Conviction, Flexibility, and Speed
Portfolio allocation depends on the team’s level of conviction in each idea. “We have a conviction scoring system for each trade, ranked from one to four, with one being the highest conviction and four the lowest,” explains Wilhelmsen. “To keep the portfolio flexible and ensure we can act quickly, each investment manager is allowed to initiate a low-conviction trade, a level-four position, without seeking prior approval.”
This structure allows Nordkinn to respond swiftly to new opportunities while maintaining discipline through collaboration. “It’s a way to test new ideas in small size,” says Wilhelmsen. “If a trade gains support within the team and conviction grows, we can then scale the position gradually toward a conviction-one trade,” he adds. “It gives us both speed and structure: flexibility when needed, but also a clear process for building confidence and size in our positions.”
True diversification within Nordkinn’s portfolio also stems from its physical presence in both Oslo and Stockholm. While the Nordic region may appear homogeneous from the outside, local economies, markets, and central banks often behave differently and understanding those nuances requires local expertise. “When we established the company in late 2012, we immediately opened two offices, one in Stockholm and one in Oslo, and being physically located in these two markets is essential for our strategy,” says Wilhelmsen. “Our team consists of fixed-income and FX specialists with backgrounds in asset management, investment banking, and central banking, which gives us a broad and complementary skill set.”

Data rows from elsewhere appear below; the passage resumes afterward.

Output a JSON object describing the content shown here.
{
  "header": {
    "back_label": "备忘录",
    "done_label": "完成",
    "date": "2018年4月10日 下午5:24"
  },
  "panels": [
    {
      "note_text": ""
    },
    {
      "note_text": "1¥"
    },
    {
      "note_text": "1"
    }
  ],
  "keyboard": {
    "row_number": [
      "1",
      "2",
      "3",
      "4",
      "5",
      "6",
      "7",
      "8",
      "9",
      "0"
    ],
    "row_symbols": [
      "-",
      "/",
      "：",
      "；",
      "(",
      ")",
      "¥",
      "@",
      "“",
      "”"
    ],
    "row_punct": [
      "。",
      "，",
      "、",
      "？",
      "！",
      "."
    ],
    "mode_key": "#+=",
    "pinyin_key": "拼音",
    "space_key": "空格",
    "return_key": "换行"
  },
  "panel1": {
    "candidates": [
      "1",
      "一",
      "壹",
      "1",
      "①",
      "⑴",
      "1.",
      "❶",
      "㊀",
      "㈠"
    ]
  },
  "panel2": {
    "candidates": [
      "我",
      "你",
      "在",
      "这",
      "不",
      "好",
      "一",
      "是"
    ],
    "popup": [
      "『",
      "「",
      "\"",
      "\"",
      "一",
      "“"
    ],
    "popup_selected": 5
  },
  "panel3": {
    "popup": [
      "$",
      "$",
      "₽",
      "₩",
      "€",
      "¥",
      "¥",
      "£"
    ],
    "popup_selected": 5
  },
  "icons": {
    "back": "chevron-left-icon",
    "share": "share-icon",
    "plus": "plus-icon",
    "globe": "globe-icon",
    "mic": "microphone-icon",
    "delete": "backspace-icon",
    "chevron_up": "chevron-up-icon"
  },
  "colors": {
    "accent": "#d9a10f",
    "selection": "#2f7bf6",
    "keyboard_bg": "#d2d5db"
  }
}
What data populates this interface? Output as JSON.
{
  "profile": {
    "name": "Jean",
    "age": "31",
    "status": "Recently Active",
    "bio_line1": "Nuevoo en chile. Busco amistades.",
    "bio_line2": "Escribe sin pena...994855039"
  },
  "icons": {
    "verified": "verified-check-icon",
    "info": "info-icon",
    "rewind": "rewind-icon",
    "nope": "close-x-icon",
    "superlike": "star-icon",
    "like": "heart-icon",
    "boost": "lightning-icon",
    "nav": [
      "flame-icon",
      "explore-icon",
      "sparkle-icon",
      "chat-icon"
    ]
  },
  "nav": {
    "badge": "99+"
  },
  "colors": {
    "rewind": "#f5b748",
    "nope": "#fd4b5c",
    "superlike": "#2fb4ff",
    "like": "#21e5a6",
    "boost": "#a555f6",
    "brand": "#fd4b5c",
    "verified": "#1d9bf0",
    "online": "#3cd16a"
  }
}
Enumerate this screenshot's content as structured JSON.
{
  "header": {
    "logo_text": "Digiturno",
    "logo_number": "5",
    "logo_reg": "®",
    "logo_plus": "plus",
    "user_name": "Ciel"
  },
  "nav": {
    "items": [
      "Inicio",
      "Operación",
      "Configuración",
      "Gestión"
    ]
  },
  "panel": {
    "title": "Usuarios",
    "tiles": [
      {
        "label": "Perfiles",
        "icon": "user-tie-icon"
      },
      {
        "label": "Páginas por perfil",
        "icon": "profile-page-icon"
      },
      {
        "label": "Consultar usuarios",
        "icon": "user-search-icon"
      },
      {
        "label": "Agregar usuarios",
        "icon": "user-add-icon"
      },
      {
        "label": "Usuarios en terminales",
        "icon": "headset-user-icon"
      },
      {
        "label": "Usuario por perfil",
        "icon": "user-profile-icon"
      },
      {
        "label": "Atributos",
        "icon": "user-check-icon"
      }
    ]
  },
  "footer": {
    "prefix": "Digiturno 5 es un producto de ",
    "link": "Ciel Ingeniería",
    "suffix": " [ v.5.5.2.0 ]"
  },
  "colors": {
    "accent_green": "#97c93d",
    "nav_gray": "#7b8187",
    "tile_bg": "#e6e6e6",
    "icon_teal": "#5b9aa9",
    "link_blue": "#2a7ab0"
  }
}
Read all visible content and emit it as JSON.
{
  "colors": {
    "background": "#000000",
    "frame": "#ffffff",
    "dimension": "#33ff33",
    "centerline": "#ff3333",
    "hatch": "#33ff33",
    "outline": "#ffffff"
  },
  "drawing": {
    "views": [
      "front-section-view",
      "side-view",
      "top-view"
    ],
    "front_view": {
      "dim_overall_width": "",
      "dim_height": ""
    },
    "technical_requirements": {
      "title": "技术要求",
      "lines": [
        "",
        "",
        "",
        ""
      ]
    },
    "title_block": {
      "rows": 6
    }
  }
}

“The advantage of being present in both markets is that we can stay close to local developments such as flows and policy decisions.”
Bjørn Roger Wilhelmsen, Chief Economist and portfolio manager at Nordkinn Asset Management.
Having teams on both sides of the border enhances perspective and market awareness. “The advantage of being present in both markets is that we can stay close to local developments such as flows and policy decisions,” he adds. “Norway and Sweden are small open economies closely linked to global trends, but their central banks often differ in timing and magnitude of policy moves.”
A True Diversifier in Investor Portfolios
Nordkinn Fixed Income Macro Fund seeks to serve as a genuine diversifier in an investor’s portfolio. Part of this stems from its fully discretionary investment approach. “One of our key advantages is that we are entirely discretionary in our process,” says Mouland. “We don’t follow a predefined strategy that tells us to be long credit or long duration; we adapt to the opportunities the market presents.”
“Our performance is very uncorrelated with other beta sources, which means we can add genuine diversification to investors’ portfolios.”
Lars Mouland, Portfolio Manager at Nordkinn Asset Management.
This flexibility allows the fund to consistently generate returns that behave differently from most fixed-income exposures. “Our performance is very uncorrelated with other beta sources, which means we can add genuine diversification to investors’ portfolios,” Mouland explains. That quality distinguishes Nordkinn from many of its peers. “A lot of fixed-income funds tend to focus primarily on credit, which gives them higher beta to credit or equity markets,” he adds. “We’re different; our returns are driven by macro themes rather than credit spreads.”